La vida como es…
De Octavio Raziel
En el mar, que era su tumba, Alberto caviló sobre su muerte.
¿Qué raro? Nunca había estado muerto y, claro, la sensación de la “nada” no la conocía.
¿Cómo fue que llegó hasta aquí? Sería la depresión, el miedo, el enfado, la enfermedad o la paranoia, que no eran sino fantasmas; o tal vez realidad cruel de un hombre que siente la necesidad de un descanso.
Sobre las olas del Caribe mexicano flotaban cientos de hojas con las reflexiones, las novelas, los cuentos, temas diversos que fueron fantasmas que debían ser liberados. Habría que darles forma a esos pensamientos en tipos de imprenta.
Volteó la vista hacia su pasado y se dio cuenta de que se olvidó de llevar una vida “normal”.
La última hoja que cayó al mar era el epílogo, el mensaje final, el consejo postrero para quienes quedaban atrás:
Carpe diem.
Vive la vida, en el aquí y en el ahora, pues no sabemos que llegará primero, la muerte o el día siguiente.
Alberto despertó de su pesadilla. Sudoroso, tembloroso, después de ese sueño. La adrenalina brotaba como en sus tiempos de aventurero.
Abrió sus ojos y vio que nada había cambiado. El mismo sol, las mismas sombras, los mismos sonidos y, sus sentidos, como siempre, vivos.
La calaca me pela los dientes, se dijo a él mismo. Frase tan conocida y repetida en este país donde se vive al lado de Ella.
No es cierto que quien muera de manera inesperada es por estar en el lugar y en el momento inadecuados. Sencillamente, estuvo allí cuando la última pieza del rompecabezas de su vida fue acomodada, o lo que es lo mismo: del rayo te salvas, pero de la raya nunca.
Óscar, era un gato que se hizo famoso entre los huéspedes de un geriátrico neoyorquino; se acercaba ronroneando al próximo pasajero de Caronte, ejerciendo el papel de mensajero de la parca.
Se decía que había ancianos que alejan al minino tirándole pantuflas y otros proyectiles; pero el gatito –como la muerte en la película “Macario”, con López Tarso- se las agenciaba para estar al lado de quien tiene que retirarse.
Los científicos veían con escepticismo la actitud de felino.

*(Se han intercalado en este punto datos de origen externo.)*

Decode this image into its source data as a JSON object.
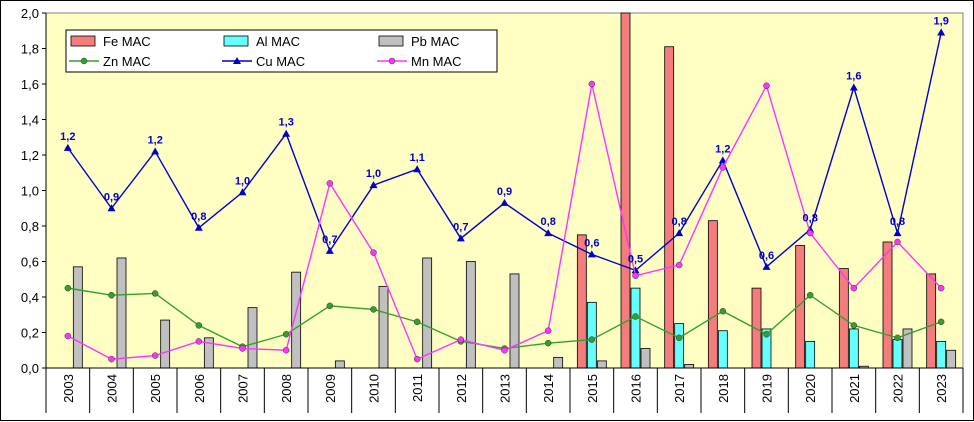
{
  "chart_data": {
    "type": "bar",
    "categories": [
      "2003",
      "2004",
      "2005",
      "2006",
      "2007",
      "2008",
      "2009",
      "2010",
      "2011",
      "2012",
      "2013",
      "2014",
      "2015",
      "2016",
      "2017",
      "2018",
      "2019",
      "2020",
      "2021",
      "2022",
      "2023"
    ],
    "ylim": [
      0,
      2.0
    ],
    "yticks": [
      "0,0",
      "0,2",
      "0,4",
      "0,6",
      "0,8",
      "1,0",
      "1,2",
      "1,4",
      "1,6",
      "1,8",
      "2,0"
    ],
    "grid": false,
    "legend_position": "top-left",
    "plot_background": "#ffffc4",
    "series": [
      {
        "name": "Fe MAC",
        "kind": "bar",
        "color": "#f47c7c",
        "values": [
          0,
          0,
          0,
          0,
          0,
          0,
          0,
          0,
          0,
          0,
          0,
          0,
          0.75,
          2.0,
          1.81,
          0.83,
          0.45,
          0.69,
          0.56,
          0.71,
          0.53
        ]
      },
      {
        "name": "Al MAC",
        "kind": "bar",
        "color": "#66ffff",
        "values": [
          0,
          0,
          0,
          0,
          0,
          0,
          0,
          0,
          0,
          0,
          0,
          0,
          0.37,
          0.45,
          0.25,
          0.21,
          0.22,
          0.15,
          0.22,
          0.16,
          0.15
        ]
      },
      {
        "name": "Pb MAC",
        "kind": "bar",
        "color": "#c0c0c0",
        "values": [
          0.57,
          0.62,
          0.27,
          0.17,
          0.34,
          0.54,
          0.04,
          0.46,
          0.62,
          0.6,
          0.53,
          0.06,
          0.04,
          0.11,
          0.02,
          0,
          0,
          0,
          0.01,
          0.22,
          0.1
        ]
      },
      {
        "name": "Zn MAC",
        "kind": "line",
        "color": "#33a02c",
        "values": [
          0.45,
          0.41,
          0.42,
          0.24,
          0.12,
          0.19,
          0.35,
          0.33,
          0.26,
          0.15,
          0.11,
          0.14,
          0.16,
          0.29,
          0.17,
          0.32,
          0.19,
          0.41,
          0.24,
          0.17,
          0.26
        ]
      },
      {
        "name": "Cu MAC",
        "kind": "line",
        "color": "#0000cc",
        "values": [
          1.24,
          0.9,
          1.22,
          0.79,
          0.99,
          1.32,
          0.66,
          1.03,
          1.12,
          0.73,
          0.93,
          0.76,
          0.64,
          0.55,
          0.76,
          1.17,
          0.57,
          0.78,
          1.58,
          0.76,
          1.89
        ]
      },
      {
        "name": "Mn MAC",
        "kind": "line",
        "color": "#ff33ff",
        "values": [
          0.18,
          0.05,
          0.07,
          0.15,
          0.11,
          0.1,
          1.04,
          0.65,
          0.05,
          0.16,
          0.1,
          0.21,
          1.6,
          0.52,
          0.58,
          1.13,
          1.59,
          0.76,
          0.45,
          0.71,
          0.45
        ]
      }
    ],
    "data_labels": {
      "series": "Cu MAC",
      "color": "#0000cc",
      "labels": [
        "1,2",
        "0,9",
        "1,2",
        "0,8",
        "1,0",
        "1,3",
        "0,7",
        "1,0",
        "1,1",
        "0,7",
        "0,9",
        "0,8",
        "0,6",
        "0,5",
        "0,8",
        "1,2",
        "0,6",
        "0,8",
        "1,6",
        "0,8",
        "1,9"
      ]
    }
  }
}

Declararon que “el gato se las arregla para aparecer y siempre lo hace en las últimas dos horas de vida del anciano”.
Aprende a morir y aprenderás a vivir. Nadie aprenderá a vivir si no ha aprendido a morir. Son enunciados que aparecen en el manual de tanatología, con el que se supone debían ayudar a bien morir a los pacientes terminales. Sin embargo, no falta quien se arroga el derecho de decidir cuánto tiempo debe seguir sufriendo el enfermo, argumentando religión y buenas costumbres.
Los enfermos terminales tienen, en sus últimos momentos, el derecho -por primera y única vez en su vida— de decidir sobre su partida. Pero sádicamente hay quienes invocan soberanía sobre esos dolientes. Es una “obstinación irrazonable”, un “encarnizamiento terapéutico”.

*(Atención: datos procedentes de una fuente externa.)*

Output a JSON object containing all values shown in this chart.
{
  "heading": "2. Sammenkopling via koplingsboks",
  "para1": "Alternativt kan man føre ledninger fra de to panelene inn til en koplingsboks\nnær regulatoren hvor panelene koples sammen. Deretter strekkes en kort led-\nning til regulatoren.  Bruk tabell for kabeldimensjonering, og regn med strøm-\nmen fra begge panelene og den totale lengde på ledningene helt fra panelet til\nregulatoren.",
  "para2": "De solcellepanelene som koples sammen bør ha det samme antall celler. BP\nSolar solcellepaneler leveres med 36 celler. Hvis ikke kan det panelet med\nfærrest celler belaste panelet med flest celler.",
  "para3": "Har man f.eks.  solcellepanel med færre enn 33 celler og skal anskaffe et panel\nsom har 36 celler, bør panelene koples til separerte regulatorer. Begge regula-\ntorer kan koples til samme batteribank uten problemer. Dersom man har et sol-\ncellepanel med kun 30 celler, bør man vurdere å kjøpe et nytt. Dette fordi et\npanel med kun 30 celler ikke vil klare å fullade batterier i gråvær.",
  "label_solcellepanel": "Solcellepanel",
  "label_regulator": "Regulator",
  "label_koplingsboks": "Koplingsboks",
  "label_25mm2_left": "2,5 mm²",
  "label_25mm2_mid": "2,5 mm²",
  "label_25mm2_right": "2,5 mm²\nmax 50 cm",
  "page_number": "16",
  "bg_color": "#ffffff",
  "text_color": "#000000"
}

El ser humano es el único que tiene consciencia que su paso por la vida tiene un final. El animal no concibe racionalmente su soledad y su mortalidad: el hombre sí.

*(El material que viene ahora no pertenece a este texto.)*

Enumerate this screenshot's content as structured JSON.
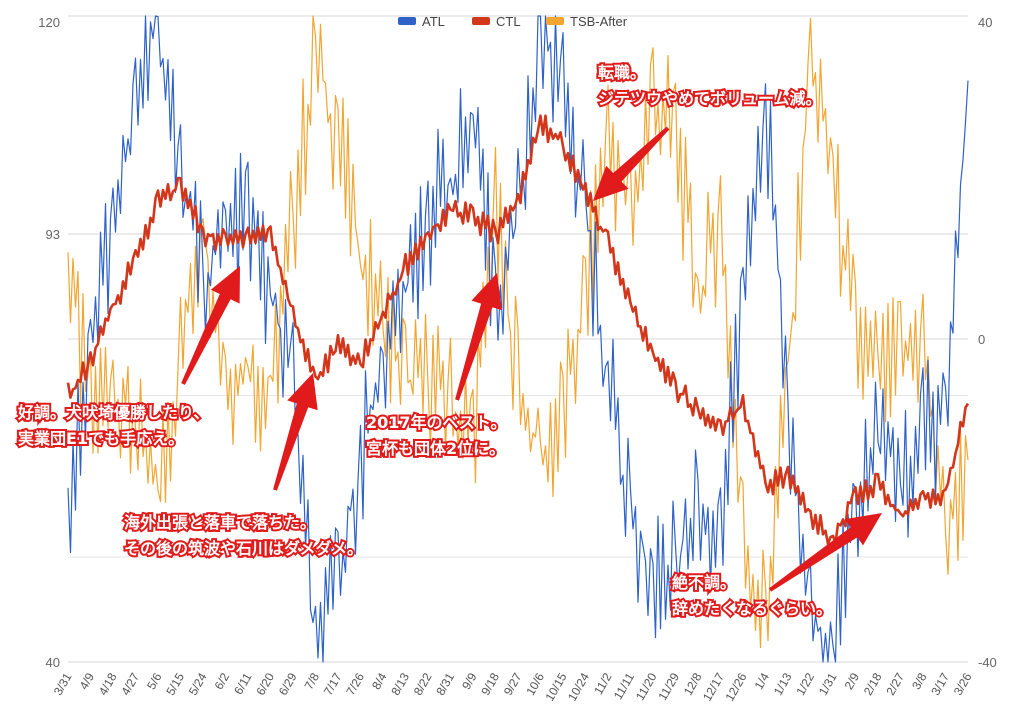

Para los antiguos moradores del Anáhuac, el hombre estaba prestado en la tierra. A diferencia de las culturas europeas y de otras latitudes, donde el ser humano tiene un final con infiernos, cielos y otras fantasías, los amerindios estaban ciertos que visitarían por un tiempo perentorio la tierra y, luego, regresarían al lugar de donde vinieron.
La muerte, para los pobladores de estas tierras, tenía el significado positivo de la vida. Así lo seguimos teniendo en casi todo nuestro país. De diferentes formas, los mexicanos celebramos a la muerte, no sólo en noviembre, sino a toda hora.
La muerte, como una gran maestra, continuamente nos susurra al oído: Carpe diem, vive la vida.